While reading the book, Electricity and magnetism, the author says that electric field just outside a spherical shell is $4\pi \sigma$, on it $4\pi\sigma r_0^2$ ,inside is $0$ and outside is $Q/R^2$.

My derivations :-

For inside,

$E\Delta S = 4\pi Q = 0$ since $Q = 0$.

For outside,

$E \Delta S = 4 \pi {Q} \iff E \cdot 4 \pi R^2= 4 \pi {Q}$

For just outside,

$E \cdot (4\pi r_0^2) = 4\pi \sigma (4\pi r_0^2)$.

But I am unable to derive the one for "on it", any suggestions what should I do ?

So far I get,

$E \cdot (\Delta S) = 4\pi (\sigma 4\pi r_0^2)$.

What should be $\Delta S$ ?

Note for future readers :-

The charge is $4\pi\sigma r_0^2$ not the Field.

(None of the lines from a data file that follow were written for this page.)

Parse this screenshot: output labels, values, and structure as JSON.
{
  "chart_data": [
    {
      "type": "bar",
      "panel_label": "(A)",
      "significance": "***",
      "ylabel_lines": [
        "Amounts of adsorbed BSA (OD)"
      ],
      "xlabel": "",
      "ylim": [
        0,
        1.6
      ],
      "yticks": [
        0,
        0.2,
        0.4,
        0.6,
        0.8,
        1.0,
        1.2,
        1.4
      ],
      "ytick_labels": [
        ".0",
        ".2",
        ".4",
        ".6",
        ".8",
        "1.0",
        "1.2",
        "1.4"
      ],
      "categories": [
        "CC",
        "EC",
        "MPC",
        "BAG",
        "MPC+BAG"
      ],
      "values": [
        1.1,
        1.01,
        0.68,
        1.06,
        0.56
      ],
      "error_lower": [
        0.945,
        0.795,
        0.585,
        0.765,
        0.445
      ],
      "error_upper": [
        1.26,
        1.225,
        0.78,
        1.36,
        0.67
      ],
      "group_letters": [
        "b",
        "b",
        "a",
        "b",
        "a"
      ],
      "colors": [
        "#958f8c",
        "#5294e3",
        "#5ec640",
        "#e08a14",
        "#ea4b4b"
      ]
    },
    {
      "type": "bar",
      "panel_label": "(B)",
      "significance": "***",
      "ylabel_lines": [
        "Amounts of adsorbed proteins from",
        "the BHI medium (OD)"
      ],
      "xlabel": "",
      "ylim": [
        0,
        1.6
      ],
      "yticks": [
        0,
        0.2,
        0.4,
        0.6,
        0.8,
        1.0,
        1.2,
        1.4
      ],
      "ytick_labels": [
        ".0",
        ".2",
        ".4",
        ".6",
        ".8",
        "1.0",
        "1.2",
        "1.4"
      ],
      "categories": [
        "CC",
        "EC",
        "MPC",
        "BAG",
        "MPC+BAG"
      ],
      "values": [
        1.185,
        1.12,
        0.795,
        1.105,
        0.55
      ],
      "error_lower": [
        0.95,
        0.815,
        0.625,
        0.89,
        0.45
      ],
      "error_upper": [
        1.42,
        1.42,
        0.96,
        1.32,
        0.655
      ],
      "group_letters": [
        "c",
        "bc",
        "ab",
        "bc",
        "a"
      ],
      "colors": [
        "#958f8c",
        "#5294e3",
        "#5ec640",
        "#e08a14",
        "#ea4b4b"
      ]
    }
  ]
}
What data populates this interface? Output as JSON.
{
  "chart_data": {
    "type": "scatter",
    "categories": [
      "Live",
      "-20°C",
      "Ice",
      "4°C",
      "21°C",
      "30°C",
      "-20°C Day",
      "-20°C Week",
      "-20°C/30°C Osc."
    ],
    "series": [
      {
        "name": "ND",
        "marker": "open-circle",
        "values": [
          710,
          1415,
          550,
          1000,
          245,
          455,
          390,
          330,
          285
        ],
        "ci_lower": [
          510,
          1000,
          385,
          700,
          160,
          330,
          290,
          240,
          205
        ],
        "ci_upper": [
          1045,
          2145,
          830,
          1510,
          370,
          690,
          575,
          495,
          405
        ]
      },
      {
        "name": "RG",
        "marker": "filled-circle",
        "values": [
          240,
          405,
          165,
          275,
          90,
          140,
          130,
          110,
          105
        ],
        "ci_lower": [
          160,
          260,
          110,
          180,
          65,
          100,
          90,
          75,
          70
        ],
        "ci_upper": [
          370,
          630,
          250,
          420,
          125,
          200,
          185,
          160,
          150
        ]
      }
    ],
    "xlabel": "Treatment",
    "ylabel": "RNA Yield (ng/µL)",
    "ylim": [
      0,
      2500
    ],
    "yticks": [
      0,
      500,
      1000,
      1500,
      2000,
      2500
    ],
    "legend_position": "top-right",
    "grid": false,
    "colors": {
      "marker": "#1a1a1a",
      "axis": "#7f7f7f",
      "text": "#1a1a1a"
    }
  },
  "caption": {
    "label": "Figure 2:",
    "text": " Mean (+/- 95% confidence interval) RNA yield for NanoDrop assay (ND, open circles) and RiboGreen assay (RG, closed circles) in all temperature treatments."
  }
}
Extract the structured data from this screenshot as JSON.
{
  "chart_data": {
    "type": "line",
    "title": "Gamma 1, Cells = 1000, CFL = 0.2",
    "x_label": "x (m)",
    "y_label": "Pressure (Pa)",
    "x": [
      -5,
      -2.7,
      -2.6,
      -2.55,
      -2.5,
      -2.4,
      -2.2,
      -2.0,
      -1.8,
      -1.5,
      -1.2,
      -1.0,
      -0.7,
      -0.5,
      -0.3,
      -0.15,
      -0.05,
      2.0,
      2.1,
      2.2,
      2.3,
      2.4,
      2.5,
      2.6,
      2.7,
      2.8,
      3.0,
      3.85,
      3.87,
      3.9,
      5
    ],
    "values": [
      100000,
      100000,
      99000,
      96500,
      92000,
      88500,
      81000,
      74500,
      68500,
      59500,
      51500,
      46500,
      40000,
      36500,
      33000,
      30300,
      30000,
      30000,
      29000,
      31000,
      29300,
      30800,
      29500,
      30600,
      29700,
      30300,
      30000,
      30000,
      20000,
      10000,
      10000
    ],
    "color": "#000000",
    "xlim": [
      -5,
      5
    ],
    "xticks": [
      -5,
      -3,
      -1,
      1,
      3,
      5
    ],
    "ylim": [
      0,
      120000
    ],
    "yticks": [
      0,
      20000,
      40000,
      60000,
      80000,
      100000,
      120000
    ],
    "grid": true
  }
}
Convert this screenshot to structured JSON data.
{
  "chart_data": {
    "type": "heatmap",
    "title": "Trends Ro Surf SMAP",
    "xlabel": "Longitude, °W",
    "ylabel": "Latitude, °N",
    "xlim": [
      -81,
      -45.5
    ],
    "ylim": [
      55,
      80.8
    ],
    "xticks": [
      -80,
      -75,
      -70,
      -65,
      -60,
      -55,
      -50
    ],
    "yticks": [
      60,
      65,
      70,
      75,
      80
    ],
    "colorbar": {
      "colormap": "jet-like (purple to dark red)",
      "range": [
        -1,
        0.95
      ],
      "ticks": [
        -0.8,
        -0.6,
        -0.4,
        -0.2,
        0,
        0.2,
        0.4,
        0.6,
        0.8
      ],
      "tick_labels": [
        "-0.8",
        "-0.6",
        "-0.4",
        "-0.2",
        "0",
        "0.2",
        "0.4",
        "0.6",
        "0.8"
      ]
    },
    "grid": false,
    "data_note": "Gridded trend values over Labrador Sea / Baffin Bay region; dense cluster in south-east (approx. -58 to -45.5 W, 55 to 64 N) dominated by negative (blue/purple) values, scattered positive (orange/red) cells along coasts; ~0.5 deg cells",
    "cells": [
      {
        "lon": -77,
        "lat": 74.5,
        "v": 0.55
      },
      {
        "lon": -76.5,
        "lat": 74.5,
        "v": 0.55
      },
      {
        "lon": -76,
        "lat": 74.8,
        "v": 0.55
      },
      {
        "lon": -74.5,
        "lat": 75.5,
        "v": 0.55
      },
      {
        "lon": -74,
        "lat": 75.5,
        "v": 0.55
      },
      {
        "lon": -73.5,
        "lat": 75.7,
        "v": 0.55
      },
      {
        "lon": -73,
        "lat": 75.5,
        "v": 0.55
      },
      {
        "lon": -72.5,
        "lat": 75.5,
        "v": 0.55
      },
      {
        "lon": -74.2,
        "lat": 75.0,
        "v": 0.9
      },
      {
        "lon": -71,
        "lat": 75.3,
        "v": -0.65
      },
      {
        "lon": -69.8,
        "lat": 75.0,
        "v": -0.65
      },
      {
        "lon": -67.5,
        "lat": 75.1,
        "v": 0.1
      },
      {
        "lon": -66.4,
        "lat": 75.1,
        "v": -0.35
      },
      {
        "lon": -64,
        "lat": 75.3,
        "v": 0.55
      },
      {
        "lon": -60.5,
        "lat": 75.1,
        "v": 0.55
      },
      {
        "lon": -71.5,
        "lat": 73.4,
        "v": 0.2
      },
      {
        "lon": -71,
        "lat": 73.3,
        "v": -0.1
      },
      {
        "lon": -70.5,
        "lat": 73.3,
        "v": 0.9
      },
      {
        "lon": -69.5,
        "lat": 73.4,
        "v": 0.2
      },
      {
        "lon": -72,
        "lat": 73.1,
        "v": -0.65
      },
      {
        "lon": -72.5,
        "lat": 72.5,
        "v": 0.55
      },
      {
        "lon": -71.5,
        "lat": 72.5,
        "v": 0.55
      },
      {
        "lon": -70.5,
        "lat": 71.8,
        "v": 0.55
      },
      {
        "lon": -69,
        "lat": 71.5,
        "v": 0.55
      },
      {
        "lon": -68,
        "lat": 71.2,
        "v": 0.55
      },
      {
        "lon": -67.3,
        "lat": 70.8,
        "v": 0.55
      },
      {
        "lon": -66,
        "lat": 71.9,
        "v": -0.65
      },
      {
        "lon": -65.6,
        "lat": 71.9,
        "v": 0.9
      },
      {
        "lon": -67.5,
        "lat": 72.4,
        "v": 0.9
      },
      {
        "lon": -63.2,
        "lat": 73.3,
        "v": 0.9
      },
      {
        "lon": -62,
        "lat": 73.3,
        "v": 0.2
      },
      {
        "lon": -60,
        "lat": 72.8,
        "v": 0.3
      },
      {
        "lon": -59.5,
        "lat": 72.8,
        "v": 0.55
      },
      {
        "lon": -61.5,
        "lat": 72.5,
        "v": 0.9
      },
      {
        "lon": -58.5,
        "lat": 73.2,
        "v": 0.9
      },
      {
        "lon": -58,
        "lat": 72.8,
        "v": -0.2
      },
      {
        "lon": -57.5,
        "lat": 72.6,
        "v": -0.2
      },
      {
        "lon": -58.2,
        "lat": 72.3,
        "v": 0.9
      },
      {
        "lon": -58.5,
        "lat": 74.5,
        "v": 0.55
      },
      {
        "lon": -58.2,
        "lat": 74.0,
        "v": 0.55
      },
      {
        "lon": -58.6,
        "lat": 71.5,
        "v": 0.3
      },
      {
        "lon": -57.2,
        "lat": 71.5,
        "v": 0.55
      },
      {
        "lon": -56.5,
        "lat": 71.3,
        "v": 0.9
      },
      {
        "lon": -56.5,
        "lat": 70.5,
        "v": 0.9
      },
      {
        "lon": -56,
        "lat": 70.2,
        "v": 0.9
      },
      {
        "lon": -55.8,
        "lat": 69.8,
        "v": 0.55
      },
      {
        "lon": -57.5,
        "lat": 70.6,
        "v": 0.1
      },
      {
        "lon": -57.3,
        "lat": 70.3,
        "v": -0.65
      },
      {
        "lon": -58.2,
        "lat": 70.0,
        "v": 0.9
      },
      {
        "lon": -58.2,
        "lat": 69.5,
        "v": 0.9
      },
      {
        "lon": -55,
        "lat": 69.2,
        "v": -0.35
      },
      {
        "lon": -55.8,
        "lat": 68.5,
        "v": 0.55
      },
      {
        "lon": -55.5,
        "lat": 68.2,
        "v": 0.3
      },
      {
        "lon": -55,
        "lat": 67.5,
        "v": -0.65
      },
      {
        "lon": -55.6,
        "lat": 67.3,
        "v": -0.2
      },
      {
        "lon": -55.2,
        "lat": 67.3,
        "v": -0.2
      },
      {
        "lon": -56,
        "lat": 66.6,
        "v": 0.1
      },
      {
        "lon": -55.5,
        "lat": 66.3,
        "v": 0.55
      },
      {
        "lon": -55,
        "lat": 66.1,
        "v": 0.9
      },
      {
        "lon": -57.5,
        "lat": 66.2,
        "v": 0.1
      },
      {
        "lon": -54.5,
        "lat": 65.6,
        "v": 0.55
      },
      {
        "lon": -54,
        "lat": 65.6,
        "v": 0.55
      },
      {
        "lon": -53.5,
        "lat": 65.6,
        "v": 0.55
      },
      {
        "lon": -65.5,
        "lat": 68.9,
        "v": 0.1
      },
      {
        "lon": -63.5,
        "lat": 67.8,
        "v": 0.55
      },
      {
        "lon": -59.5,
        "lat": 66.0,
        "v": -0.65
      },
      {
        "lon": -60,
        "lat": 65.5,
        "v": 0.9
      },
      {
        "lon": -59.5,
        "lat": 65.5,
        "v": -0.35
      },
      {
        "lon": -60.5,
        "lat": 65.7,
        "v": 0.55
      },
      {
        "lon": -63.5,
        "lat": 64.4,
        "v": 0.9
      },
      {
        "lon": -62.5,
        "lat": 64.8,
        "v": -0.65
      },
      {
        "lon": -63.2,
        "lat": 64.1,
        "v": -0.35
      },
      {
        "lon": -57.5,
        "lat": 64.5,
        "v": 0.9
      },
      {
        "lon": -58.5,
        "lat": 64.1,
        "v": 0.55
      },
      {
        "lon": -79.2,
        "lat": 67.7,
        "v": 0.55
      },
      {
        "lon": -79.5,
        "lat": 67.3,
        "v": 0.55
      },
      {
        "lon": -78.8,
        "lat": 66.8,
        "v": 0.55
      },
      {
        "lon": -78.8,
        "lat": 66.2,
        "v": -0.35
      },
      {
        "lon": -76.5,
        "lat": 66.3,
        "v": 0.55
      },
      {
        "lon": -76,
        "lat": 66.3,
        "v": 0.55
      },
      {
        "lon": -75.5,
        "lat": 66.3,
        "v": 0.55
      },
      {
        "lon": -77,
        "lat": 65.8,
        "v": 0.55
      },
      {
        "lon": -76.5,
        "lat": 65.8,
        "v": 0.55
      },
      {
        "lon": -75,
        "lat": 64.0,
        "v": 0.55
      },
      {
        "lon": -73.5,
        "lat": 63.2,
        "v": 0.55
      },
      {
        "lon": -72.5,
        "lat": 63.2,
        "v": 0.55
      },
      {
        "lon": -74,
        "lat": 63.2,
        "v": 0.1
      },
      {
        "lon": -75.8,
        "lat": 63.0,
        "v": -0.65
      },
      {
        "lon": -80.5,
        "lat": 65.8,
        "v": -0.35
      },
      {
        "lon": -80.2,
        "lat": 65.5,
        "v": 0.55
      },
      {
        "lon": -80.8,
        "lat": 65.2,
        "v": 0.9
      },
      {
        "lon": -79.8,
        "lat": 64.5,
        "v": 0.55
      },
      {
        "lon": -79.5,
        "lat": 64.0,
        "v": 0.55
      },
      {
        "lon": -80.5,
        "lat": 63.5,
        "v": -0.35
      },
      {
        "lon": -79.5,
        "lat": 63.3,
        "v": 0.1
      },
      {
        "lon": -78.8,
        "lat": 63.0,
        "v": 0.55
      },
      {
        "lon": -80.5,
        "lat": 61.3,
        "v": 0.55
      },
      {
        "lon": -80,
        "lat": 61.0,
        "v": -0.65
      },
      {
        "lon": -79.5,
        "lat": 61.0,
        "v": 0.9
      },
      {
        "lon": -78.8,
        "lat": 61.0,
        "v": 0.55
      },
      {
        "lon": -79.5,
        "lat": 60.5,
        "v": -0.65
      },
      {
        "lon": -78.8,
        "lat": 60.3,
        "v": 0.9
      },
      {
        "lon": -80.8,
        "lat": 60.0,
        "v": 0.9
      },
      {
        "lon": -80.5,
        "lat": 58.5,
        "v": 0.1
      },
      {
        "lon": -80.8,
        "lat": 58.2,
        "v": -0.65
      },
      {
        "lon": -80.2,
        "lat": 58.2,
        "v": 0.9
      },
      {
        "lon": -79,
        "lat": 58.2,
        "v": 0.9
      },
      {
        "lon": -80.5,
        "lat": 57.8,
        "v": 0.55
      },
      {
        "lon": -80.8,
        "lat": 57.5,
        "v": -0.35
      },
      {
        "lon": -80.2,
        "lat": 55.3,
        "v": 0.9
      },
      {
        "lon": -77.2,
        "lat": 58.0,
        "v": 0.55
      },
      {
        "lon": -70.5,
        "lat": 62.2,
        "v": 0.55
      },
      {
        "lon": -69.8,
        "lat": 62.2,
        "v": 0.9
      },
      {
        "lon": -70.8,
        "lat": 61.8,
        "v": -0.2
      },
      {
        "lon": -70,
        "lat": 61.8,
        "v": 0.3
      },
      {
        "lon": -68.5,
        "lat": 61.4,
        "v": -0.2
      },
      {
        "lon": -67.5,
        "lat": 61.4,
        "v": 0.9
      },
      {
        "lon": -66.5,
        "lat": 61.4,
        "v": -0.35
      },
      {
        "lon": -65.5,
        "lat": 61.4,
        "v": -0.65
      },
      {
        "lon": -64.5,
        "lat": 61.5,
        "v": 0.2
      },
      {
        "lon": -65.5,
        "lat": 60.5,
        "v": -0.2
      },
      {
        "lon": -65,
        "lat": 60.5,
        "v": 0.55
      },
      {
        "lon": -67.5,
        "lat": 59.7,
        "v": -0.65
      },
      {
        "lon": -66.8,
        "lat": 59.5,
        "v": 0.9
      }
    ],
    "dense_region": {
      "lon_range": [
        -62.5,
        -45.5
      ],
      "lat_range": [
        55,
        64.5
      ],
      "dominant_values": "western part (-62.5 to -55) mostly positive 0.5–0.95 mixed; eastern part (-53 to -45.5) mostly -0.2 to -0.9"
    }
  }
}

I read it incorrectly.

 

[Charles Link]

It looks like the author is using cgs units, where $E=Q/r^2$. Meanwhile "on it", refers to the charge $Q$ that is "on it", $Q=(4 \pi r_o^2) \sigma$. $\\$ Editing... Additionally $E=4 \pi \sigma$ at $r=r_o$ (i.e. $r$ just slightly greater than $r_o$.)

 

[Buffu]

It looks like the author is using cgs units, where $E=Q/r^2$. Meaning "on it", refers to the charge $Q=(4 \pi r_o^2) \sigma$. Editing... $E=4 \pi \sigma$ at $r=r_o$ (i.e. $r$ just slightly greater than $r_o$.)

Yes you are correct. It my mistake, he meant charge on it is $4\pi r^2_0\sigma$ not the electric field.

Thanks and sorry for this useless question :((.